Algumas décadas depois, a passagem da Expedição Thayer (1865-1866) pelo Brasil, também desde a capital Rio de Janeiro até o recém-formado Amazonas, capitaneada por Louis Agassiz resultou não apenas em novos resultados científicos aos naturalistas do velho continente, mas também plantou a semente que ergueu fundações técnico-científicas por todo o Vale Amazônico. A presença na Amazônia de Agassiz, por si só uma das grandes mentes do século XIX, deu o ímpeto necessário para o surgimento da Associação Philomática (1866) em Belém, presidida pelo mineiro Domingos Soares Ferreira Pena.
O embrião criado na Associação Philomática rapidamente gerou o Museu Paraense de História Natural e Ethnografia, a instituição científica mais antiga da Amazônia em território brasileiro. Para fins de comparação, o Museu é quase um século mais antigo que sua instituição irmã, o Instituto Nacional de Pesquisas da Amazônia (INPA) em Manaus. A riquíssima história do Museu está brilhantemente descrita em detalhes na tese de doutorado de Nelson Rodrigues Sanjad (Sanjad, 2005).
Depois de muitas idas e vindas, encarando a falta de pessoal e recursos financeiros que lembram a situação do Brasil atual e um breve fechamento após o final do Império, o governador Lauro Sodré convidou o naturalista suíço Émil Göldi para presidir e reerguer o Museu Paraense em 1894. O próprio Émil Göldi, abrasileirado para Emílio Goeldi, já tinha grande experiência adquirida em seu tempo no Museu Nacional no Rio de Janeiro, mas caiu em desgraça com sua demissão por conta do início da República e o exílio de seu patrono Dom Pedro II. Foi com Goeldi que o Museu Paraense viria a se tornar uma instituição respeitada e valorizada, responsável pelo avanço do conhecimento sobre a própria Amazônia e sobre o amazônida até os tempos atuais.

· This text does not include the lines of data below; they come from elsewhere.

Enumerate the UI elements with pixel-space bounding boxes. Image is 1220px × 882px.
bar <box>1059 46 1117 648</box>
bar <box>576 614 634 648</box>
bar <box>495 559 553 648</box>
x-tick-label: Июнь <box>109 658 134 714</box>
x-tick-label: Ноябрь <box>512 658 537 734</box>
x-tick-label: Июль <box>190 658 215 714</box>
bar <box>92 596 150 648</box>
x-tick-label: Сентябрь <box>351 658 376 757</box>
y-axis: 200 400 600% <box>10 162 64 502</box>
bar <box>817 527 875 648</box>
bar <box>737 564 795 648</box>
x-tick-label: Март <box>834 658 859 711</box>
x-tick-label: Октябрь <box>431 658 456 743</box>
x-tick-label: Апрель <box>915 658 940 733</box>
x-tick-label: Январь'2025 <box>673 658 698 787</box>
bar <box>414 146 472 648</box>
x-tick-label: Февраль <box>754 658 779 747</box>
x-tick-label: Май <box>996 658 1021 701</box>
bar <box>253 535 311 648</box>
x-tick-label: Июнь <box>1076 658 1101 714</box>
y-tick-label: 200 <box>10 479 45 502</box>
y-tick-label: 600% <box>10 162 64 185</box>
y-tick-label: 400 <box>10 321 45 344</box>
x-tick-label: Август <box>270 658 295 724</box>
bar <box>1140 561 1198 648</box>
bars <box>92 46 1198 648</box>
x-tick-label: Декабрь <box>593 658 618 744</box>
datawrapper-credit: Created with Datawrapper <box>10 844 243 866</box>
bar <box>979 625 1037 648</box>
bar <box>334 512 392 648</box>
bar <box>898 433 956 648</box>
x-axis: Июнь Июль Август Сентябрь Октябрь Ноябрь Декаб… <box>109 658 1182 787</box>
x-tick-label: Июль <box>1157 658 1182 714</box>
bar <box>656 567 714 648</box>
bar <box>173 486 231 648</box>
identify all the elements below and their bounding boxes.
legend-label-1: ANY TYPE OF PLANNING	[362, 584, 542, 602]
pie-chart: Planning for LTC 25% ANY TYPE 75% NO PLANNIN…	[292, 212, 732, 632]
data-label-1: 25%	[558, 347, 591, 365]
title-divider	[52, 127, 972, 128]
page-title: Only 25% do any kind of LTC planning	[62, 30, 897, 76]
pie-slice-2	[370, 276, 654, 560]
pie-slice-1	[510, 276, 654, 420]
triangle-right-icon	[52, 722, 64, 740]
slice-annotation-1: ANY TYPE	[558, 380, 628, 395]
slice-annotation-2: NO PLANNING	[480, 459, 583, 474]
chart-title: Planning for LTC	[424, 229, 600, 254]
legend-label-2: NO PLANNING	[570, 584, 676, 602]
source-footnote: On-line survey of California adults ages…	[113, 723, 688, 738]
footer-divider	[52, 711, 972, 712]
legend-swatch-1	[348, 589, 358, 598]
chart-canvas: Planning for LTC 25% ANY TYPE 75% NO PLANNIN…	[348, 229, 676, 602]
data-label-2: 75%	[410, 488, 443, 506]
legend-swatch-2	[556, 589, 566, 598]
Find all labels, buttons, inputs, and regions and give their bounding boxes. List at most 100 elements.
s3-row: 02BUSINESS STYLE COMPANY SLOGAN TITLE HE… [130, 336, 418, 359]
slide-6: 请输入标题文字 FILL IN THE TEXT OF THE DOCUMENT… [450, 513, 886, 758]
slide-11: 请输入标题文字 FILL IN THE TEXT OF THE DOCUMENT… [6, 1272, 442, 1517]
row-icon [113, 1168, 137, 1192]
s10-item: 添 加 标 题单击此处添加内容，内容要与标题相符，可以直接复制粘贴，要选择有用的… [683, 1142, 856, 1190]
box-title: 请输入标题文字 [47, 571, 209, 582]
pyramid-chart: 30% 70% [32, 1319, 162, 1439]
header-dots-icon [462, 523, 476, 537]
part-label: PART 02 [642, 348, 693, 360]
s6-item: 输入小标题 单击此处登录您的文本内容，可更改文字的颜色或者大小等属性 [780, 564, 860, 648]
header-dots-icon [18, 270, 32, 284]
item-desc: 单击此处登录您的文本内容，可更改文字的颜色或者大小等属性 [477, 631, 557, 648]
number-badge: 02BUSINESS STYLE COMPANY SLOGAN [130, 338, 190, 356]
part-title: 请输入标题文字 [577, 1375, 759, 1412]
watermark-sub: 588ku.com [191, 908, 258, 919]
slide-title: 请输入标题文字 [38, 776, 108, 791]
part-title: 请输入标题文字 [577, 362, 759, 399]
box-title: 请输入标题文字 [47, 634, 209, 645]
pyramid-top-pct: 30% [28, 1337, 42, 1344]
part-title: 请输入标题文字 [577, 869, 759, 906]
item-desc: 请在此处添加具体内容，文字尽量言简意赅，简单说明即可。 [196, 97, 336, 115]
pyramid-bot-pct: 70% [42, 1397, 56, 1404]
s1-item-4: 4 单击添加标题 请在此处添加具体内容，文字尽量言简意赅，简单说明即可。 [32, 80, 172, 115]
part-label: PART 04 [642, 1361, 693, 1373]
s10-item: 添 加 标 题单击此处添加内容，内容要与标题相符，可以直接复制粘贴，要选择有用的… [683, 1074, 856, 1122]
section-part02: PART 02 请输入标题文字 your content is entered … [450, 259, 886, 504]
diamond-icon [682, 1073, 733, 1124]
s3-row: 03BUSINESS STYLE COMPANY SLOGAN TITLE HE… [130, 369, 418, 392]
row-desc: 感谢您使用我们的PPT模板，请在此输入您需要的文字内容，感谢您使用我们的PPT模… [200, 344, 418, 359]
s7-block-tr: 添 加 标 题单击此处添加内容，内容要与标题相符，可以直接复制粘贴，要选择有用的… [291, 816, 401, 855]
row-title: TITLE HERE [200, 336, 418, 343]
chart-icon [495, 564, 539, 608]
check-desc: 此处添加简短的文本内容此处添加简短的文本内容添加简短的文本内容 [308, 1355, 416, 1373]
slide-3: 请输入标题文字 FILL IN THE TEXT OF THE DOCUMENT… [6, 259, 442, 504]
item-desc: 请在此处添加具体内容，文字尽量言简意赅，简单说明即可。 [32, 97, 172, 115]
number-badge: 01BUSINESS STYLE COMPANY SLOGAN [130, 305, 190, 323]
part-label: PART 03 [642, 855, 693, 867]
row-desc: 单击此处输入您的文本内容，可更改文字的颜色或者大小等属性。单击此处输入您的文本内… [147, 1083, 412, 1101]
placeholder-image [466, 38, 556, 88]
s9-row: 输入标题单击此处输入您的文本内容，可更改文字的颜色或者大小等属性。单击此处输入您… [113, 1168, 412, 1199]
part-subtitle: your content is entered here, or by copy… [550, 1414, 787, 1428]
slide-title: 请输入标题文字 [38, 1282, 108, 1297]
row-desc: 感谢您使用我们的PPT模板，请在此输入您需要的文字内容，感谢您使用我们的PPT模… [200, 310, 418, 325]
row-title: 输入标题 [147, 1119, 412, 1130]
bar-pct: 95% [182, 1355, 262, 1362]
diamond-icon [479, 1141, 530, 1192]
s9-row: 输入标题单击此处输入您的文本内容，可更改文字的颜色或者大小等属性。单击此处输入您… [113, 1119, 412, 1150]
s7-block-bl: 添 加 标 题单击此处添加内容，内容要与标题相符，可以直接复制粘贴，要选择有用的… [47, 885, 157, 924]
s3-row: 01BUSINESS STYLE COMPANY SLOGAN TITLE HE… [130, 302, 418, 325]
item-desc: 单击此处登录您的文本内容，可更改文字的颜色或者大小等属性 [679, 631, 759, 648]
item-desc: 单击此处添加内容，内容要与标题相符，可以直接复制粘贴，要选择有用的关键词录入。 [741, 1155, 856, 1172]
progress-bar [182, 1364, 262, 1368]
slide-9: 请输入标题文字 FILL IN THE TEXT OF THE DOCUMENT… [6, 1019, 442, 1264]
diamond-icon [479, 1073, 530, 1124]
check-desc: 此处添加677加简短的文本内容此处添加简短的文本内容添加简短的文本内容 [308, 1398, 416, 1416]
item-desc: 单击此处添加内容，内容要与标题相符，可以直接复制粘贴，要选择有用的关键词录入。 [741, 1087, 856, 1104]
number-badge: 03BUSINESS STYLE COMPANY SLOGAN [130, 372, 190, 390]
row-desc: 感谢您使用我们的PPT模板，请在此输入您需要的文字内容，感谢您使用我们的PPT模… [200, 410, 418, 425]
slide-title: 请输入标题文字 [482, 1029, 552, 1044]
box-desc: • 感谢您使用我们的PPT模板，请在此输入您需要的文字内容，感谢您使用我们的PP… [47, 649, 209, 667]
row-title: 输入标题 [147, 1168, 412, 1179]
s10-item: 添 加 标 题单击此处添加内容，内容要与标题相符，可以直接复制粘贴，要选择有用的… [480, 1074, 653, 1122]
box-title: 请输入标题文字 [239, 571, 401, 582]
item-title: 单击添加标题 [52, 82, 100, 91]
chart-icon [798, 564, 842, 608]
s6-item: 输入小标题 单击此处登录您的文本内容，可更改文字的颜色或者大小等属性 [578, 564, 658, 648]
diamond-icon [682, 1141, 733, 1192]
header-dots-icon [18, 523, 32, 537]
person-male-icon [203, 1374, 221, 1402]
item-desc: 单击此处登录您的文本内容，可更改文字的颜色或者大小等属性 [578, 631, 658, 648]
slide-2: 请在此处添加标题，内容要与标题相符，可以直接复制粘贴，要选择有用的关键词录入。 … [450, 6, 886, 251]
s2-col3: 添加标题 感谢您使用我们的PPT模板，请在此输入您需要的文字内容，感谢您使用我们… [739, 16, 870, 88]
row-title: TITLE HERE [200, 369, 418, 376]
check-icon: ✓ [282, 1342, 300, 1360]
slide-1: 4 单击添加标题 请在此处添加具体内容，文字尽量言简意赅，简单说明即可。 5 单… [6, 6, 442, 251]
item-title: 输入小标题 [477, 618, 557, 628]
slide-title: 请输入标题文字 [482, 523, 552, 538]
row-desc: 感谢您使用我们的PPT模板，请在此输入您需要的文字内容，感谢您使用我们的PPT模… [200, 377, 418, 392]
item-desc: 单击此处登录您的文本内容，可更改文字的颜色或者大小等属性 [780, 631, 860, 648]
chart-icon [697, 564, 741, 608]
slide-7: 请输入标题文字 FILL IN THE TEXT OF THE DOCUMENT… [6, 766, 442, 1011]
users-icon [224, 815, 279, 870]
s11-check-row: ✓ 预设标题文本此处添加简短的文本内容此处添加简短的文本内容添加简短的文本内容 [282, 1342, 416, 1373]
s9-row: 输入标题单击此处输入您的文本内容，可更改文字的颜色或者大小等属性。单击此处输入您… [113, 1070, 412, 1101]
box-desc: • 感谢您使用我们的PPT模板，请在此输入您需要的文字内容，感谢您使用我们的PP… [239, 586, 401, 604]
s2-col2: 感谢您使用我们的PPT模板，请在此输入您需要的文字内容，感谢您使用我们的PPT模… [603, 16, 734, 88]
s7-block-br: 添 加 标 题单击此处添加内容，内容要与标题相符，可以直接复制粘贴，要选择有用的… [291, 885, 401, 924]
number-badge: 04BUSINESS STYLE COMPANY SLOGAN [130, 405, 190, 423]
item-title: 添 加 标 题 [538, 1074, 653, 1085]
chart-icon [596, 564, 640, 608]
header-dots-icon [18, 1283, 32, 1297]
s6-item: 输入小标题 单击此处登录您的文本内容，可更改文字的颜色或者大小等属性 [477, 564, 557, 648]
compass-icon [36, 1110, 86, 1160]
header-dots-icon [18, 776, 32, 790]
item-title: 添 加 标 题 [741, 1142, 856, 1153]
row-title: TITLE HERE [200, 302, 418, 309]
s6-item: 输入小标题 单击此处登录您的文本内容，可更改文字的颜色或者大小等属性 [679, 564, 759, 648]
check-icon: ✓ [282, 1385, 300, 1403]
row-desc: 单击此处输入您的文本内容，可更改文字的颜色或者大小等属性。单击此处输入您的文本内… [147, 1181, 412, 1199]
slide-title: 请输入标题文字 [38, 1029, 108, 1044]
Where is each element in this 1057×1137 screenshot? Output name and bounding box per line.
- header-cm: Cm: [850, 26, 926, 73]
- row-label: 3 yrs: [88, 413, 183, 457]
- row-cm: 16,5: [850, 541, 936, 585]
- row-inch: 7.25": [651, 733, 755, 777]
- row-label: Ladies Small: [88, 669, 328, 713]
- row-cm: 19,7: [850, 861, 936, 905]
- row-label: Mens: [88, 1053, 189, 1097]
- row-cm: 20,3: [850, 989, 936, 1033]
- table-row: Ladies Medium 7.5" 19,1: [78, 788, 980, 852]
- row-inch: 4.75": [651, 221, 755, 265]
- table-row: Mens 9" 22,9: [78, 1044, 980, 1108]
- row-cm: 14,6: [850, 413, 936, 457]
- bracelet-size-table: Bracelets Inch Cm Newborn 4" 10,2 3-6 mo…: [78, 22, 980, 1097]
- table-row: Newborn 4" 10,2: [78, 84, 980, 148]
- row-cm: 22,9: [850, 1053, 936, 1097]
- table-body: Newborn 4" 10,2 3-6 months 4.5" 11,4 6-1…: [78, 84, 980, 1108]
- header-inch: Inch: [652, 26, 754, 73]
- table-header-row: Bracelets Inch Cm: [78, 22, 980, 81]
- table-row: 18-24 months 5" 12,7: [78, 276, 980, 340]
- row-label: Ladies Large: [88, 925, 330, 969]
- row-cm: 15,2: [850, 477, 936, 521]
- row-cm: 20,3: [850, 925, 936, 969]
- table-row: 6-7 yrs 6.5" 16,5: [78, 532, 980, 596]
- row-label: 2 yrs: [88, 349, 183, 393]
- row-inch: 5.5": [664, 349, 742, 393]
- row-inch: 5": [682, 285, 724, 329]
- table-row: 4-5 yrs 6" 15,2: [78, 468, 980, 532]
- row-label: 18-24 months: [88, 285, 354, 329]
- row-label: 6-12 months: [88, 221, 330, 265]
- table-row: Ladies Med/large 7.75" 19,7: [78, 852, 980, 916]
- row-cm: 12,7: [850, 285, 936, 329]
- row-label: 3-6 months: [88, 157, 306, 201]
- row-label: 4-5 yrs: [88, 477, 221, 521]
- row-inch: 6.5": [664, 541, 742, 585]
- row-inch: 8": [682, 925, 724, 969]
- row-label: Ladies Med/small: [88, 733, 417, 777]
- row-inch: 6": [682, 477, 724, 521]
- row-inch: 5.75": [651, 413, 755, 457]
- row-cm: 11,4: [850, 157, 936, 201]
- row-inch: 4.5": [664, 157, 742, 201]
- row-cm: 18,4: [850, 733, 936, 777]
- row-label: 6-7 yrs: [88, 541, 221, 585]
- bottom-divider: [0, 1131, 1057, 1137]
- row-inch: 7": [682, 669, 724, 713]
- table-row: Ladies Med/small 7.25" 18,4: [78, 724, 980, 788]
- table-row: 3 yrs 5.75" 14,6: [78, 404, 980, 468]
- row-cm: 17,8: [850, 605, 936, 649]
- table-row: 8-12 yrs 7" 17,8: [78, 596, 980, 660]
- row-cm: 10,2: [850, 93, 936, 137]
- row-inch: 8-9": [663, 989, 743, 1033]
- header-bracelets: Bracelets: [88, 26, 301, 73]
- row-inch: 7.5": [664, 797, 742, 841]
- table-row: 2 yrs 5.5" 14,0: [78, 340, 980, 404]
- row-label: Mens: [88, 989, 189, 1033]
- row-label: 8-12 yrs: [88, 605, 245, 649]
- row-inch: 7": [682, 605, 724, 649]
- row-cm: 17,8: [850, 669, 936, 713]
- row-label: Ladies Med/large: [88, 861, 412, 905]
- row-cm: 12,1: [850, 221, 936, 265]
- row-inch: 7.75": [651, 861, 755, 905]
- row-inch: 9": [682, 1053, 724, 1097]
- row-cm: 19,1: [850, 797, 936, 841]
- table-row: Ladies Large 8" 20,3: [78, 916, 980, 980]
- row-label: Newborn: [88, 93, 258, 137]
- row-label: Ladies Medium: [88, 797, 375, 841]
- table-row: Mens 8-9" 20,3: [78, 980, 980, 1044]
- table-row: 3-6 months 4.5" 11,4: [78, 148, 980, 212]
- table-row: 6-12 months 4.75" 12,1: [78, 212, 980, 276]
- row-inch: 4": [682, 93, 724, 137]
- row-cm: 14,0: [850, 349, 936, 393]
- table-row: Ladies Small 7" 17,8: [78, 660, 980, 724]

A Criação do Serviço Meteorológico do Museu Paraense
Ao final do século XIX, a ciência que conhecemos como Meteorologia ainda não tinha suas fronteiras de conhecimento (e muito menos profissionais) bem definidas em relação à matemática, física e até mesmo à geografia. Mesmo assim, algumas redes de Estações Meteorológicas espalhadas pela Europa já encontravam-se em pleno funcionamento de maneira consistente desde a primeira metade do mesmo século. Na Amazônia, no entanto, a chegada de instrumentos sofisticados e a formação de recursos humanos na área levaria tempo para surgir e ainda mais para se estabelecer.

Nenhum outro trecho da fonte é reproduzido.